Chubb chairman and CEO Evan Greenberg has been a voice for the (re)insurance industry throughout the COVID-19 pandemic. As leader of the world’s largest publicly traded property and casualty (P&C) insurer, Greenberg has used his platform to speak out about the “impossible” task laid at the feet of the insurance industry - to cover the cost of the global pandemic alone.
On July 22, he once again took a stand, acting as a witness in the “Examining Frameworks to Address Future Pandemic Risk” hearing held by the United States Senate Committee on Banking, Housing and Urban Affairs. Greenberg’s argument stayed on course with his prior calls for public-private partnership programmes that leverage insurance, infrastructure, and risk sharing to manage the impacts of pandemics.
“COVID-19 stole lives, and its harm to the US and global economy has been catastrophic,” said Greenberg. “We should, in my judgement, take the lessons learned to improve our health response capabilities to future pandemics. We can also lessen the economic blow by building a financial backstop that is triggered when economic activity is disrupted. To this purpose, the insurance industry can play an important role in partnership with the federal government.”
Read next: The challenge of making pandemics insurable
Pandemics are different to other catastrophic events like earthquakes, hurricanes, and floods in that they are not limited to a specific geography or time period. They can affect entire economies and most of the global population at the same time, and their duration is often prolonged and uncertain. We’ve seen that with COVID-19, with many countries now entering into third or fourth waves of the virus and having to reintroduce lockdowns and other strict health and safety measures.
Systemic events, like global pandemics, can result in “losses so great that the event is uninsurable for business interruption coverage by the insurance sector alone,” according to Greenberg. He pointed to his native United States, where COVID-19 related business interruption losses have far exceeded the total capital of the US P&C insurance industry, and stated: “The industry simply does not have the wherewithal to broadly assume such risk. Our balance sheets are finite, and the risk for all intents and purposes is infinite.”
To address the economic damages brought about by COVID-19, governments around the world have enacted assistance programmes, largely to keep businesses afloat as they adhere to mandatory shutdowns.
“While these programmes have been largely successful, their ad hoc nature can lead to inefficiencies, delays, and uncertainties,” Greenberg commented. “There may be a better way forward - a public-private partnership between the insurance industry and the federal government to provide business interruption protection. Combining the insurance industry’s risk insight and experience with the government’s balance sheet provides the foundation for an affordable, efficient liquidity backstop for small businesses, and a market-based programme for larger businesses.
“A public-private partnership would provide greater certainty to businesses so they can keep employees on the payroll and pay their bills. Ultimately, private sector participation will encourage the development of direct and secondary markets, which can reduce the government’s financial burden over time.”
Chubb has proposed a public-private partnership programme that distinguishes between the unique needs of small, medium and large businesses. Through Chubb’s proposition, smaller businesses would have access to “rapid liquidity, providing predictable, efficient and prompt payment,” Greenberg explained, which would require government subsidisation of the premium charge to ensure affordability and participation in the programme.
Larger businesses with greater financial resources would not get subsidisation of premiums under the Chubb plan.
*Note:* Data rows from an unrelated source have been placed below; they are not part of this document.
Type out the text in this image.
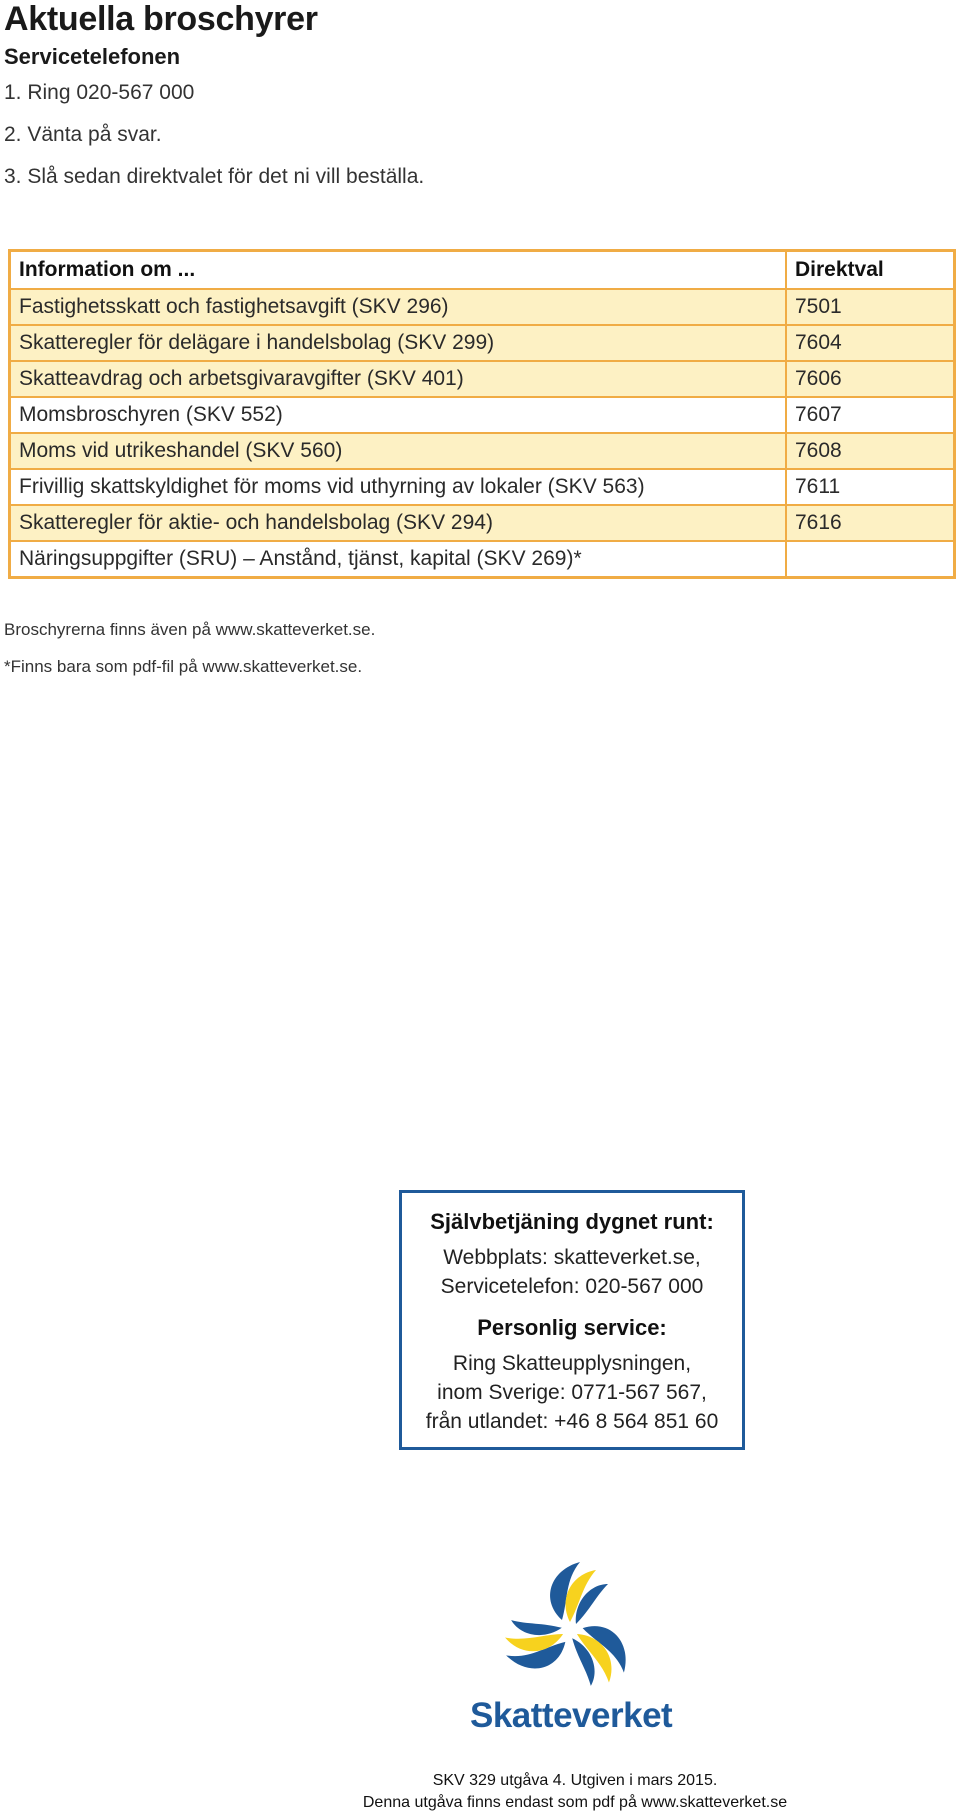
Aktuella broschyrer
Servicetelefonen
1. Ring 020-567 000
2. Vänta på svar.
3. Slå sedan direktvalet för det ni vill beställa.
Information om ...	Direktval
Fastighetsskatt och fastighetsavgift (SKV 296)	7501
Skatteregler för delägare i handelsbolag (SKV 299)	7604
Skatteavdrag och arbetsgivaravgifter (SKV 401)	7606
Momsbroschyren (SKV 552)	7607
Moms vid utrikeshandel (SKV 560)	7608
Frivillig skattskyldighet för moms vid uthyrning av lokaler (SKV 563)	7611
Skatteregler för aktie- och handelsbolag (SKV 294)	7616
Näringsuppgifter (SRU) – Anstånd, tjänst, kapital (SKV 269)*	
Broschyrerna finns även på www.skatteverket.se.
*Finns bara som pdf-fil på www.skatteverket.se.
Självbetjäning dygnet runt:
Webbplats: skatteverket.se,
Servicetelefon: 020-567 000
Personlig service:
Ring Skatteupplysningen,
inom Sverige: 0771-567 567,
från utlandet: +46 8 564 851 60
Skatteverket
SKV 329 utgåva 4. Utgiven i mars 2015.
Denna utgåva finns endast som pdf på www.skatteverket.se
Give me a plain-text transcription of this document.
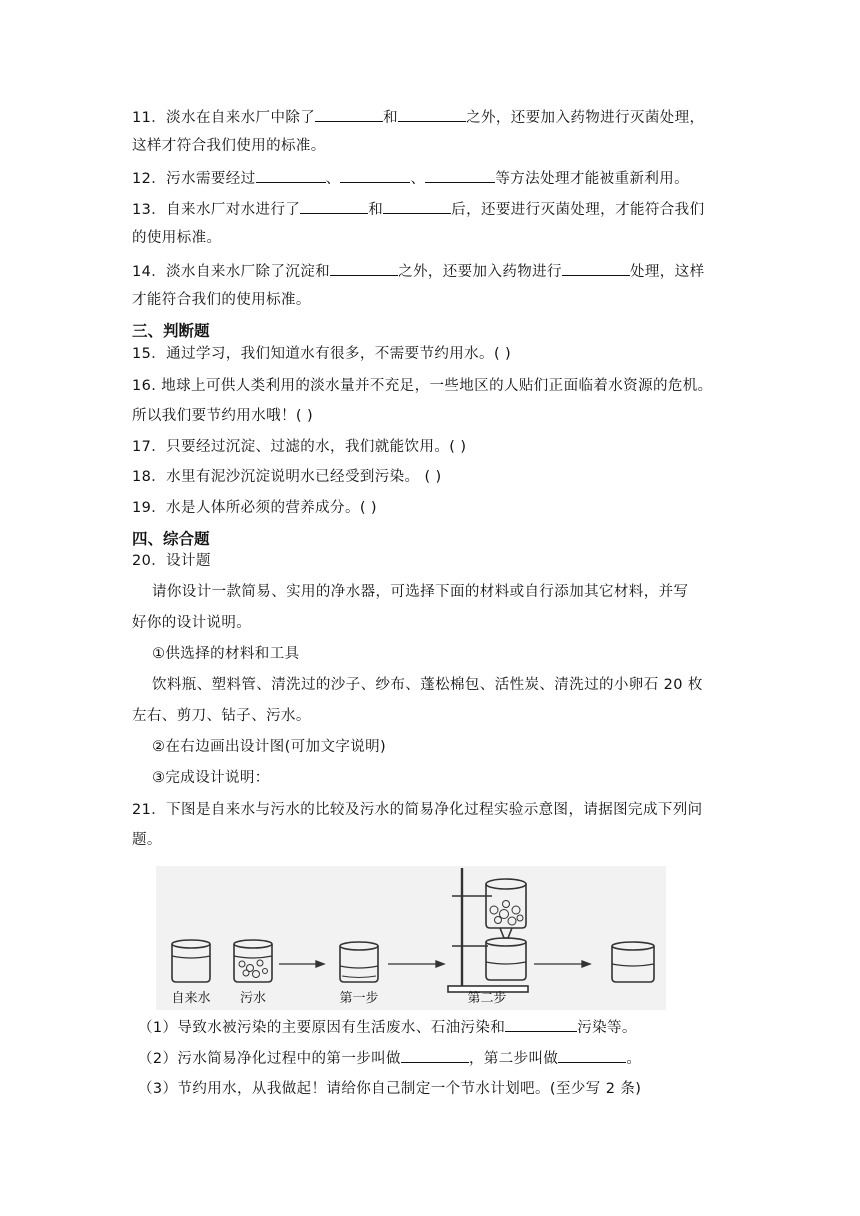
11．淡水在自来水厂中除了	和	之外，还要加入药物进行灭菌处理，
这样才符合我们使用的标准。
12．污水需要经过	、	、	等方法处理才能被重新利用。
13．自来水厂对水进行了	和	后，还要进行灭菌处理，才能符合我们
的使用标准。
14．淡水自来水厂除了沉淀和	之外，还要加入药物进行	处理，这样
才能符合我们的使用标准。
三、判断题
15．通过学习，我们知道水有很多，不需要节约用水。( )
16. 地球上可供人类利用的淡水量并不充足，一些地区的人贴们正面临着水资源的危机。
所以我们要节约用水哦！( )
17．只要经过沉淀、过滤的水，我们就能饮用。( )
18．水里有泥沙沉淀说明水已经受到污染。 ( )
19．水是人体所必须的营养成分。( )
四、综合题
20．设计题
请你设计一款简易、实用的净水器，可选择下面的材料或自行添加其它材料，并写
好你的设计说明。
①供选择的材料和工具
饮料瓶、塑料管、清洗过的沙子、纱布、蓬松棉包、活性炭、清洗过的小卵石 20 枚
左右、剪刀、钻子、污水。
②在右边画出设计图(可加文字说明)
③完成设计说明：
21．下图是自来水与污水的比较及污水的简易净化过程实验示意图，请据图完成下列问
题。
自来水 污水	第一步	第二步
（1）导致水被污染的主要原因有生活废水、石油污染和	污染等。
（2）污水简易净化过程中的第一步叫做	，第二步叫做	。
（3）节约用水，从我做起！请给你自己制定一个节水计划吧。(至少写 2 条)
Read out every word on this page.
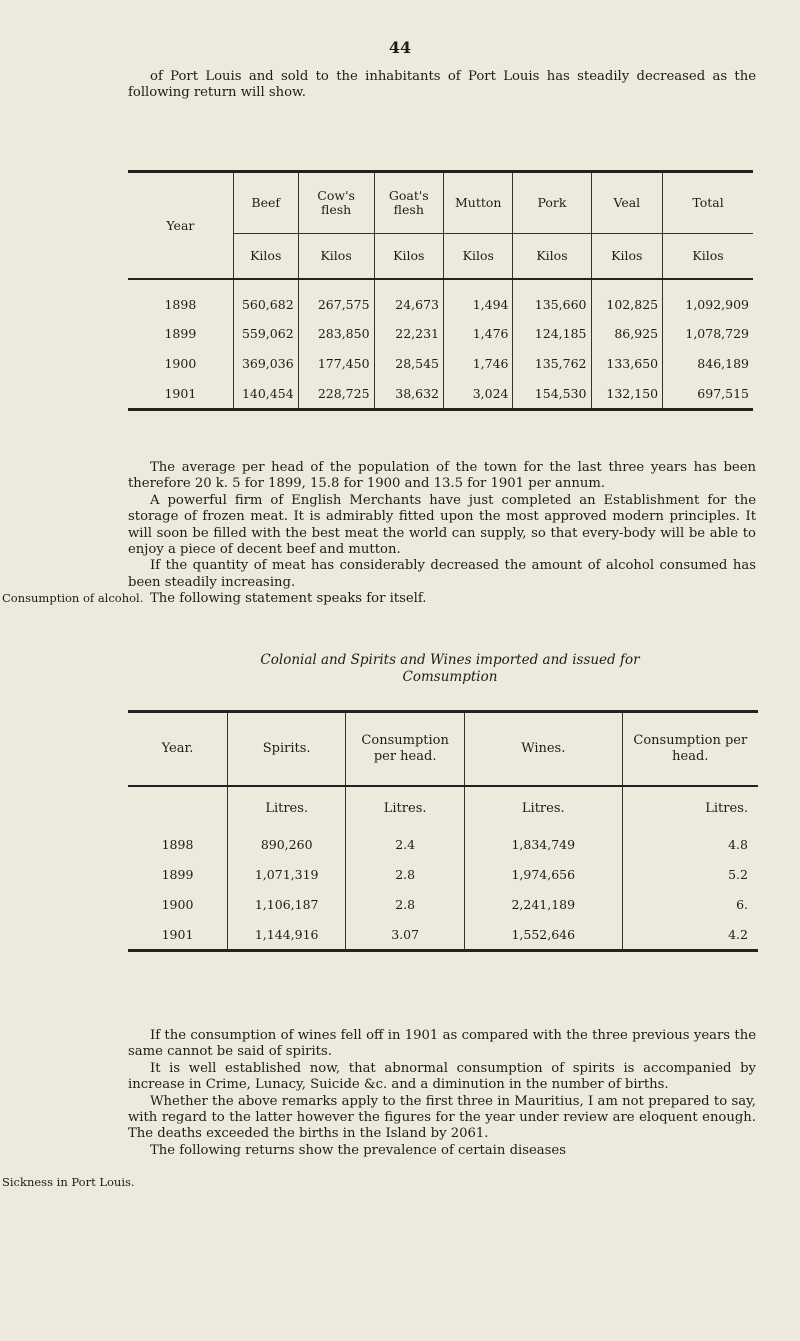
44

of Port Louis and sold to the inhabitants of Port Louis has steadily decreased as the following return will show.

Year	Beef	Cow's flesh	Goat's flesh	Mutton	Pork	Veal	Total
	Kilos	Kilos	Kilos	Kilos	Kilos	Kilos	Kilos
1898	560,682	267,575	24,673	1,494	135,660	102,825	1,092,909
1899	559,062	283,850	22,231	1,476	124,185	86,925	1,078,729
1900	369,036	177,450	28,545	1,746	135,762	133,650	846,189
1901	140,454	228,725	38,632	3,024	154,530	132,150	697,515

The average per head of the population of the town for the last three years has been therefore 20 k. 5 for 1899, 15.8 for 1900 and 13.5 for 1901 per annum.

A powerful firm of English Merchants have just completed an Establishment for the storage of frozen meat. It is admirably fitted upon the most approved modern principles. It will soon be filled with the best meat the world can supply, so that every-body will be able to enjoy a piece of decent beef and mutton.

If the quantity of meat has considerably decreased the amount of alcohol consumed has been steadily increasing.

The following statement speaks for itself.

Consumption of alcohol.
Colonial and Spirits and Wines imported and issued for
Comsumption
Year.	Spirits.	Consumption per head.	Wines.	Consumption per head.
	Litres.	Litres.	Litres.	Litres.
1898	890,260	2.4	1,834,749	4.8
1899	1,071,319	2.8	1,974,656	5.2
1900	1,106,187	2.8	2,241,189	6.
1901	1,144,916	3.07	1,552,646	4.2

If the consumption of wines fell off in 1901 as compared with the three previous years the same cannot be said of spirits.

It is well established now, that abnormal consumption of spirits is accompanied by increase in Crime, Lunacy, Suicide &c. and a diminution in the number of births.

Whether the above remarks apply to the first three in Mauritius, I am not prepared to say, with regard to the latter however the figures for the year under review are eloquent enough. The deaths exceeded the births in the Island by 2061.

The following returns show the prevalence of certain diseases

Sickness in Port Louis.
Rather, the government would create a reinsurance facility solely to cover business interruption pandemic risk for those entities at an appropriate price.
“Private insurance companies could write policies at market terms, retain a portion of the risk, then reinsure the rest of the government facility,” said Greenberg. “Our proposed framework builds on these concepts. Depending on the severity of a future pandemic, this may only turn out to be a partial solution. However, it is a robust, fiscally responsible plan.”
Not only has Greenberg called for public-private partnerships to deal with future pandemics, but he has also expressed his thoughts on pandemic management. Using the US as his example, he said: “Shutting an entire economy down for an extended period of time and spending the kind of trillions of dollars we’ve spent as a way of managing pandemic is not a future solution.
“We have to have much better healthcare response early on, and learn from this. Our ability in PPE, our ability with masking early and social distancing, coming to grips with the notion of digitally tracing and isolating – those are ways of restricting the time we need to be shut down, and if we can restrict the time, then we can restrict the overall amount that the economy suffers and the length of time it suffers.
“A public-private partnership solution may not be a total solution in insurance, but it is a more substantial solution than the one where the economy is shut down for 18 months or potentially longer.”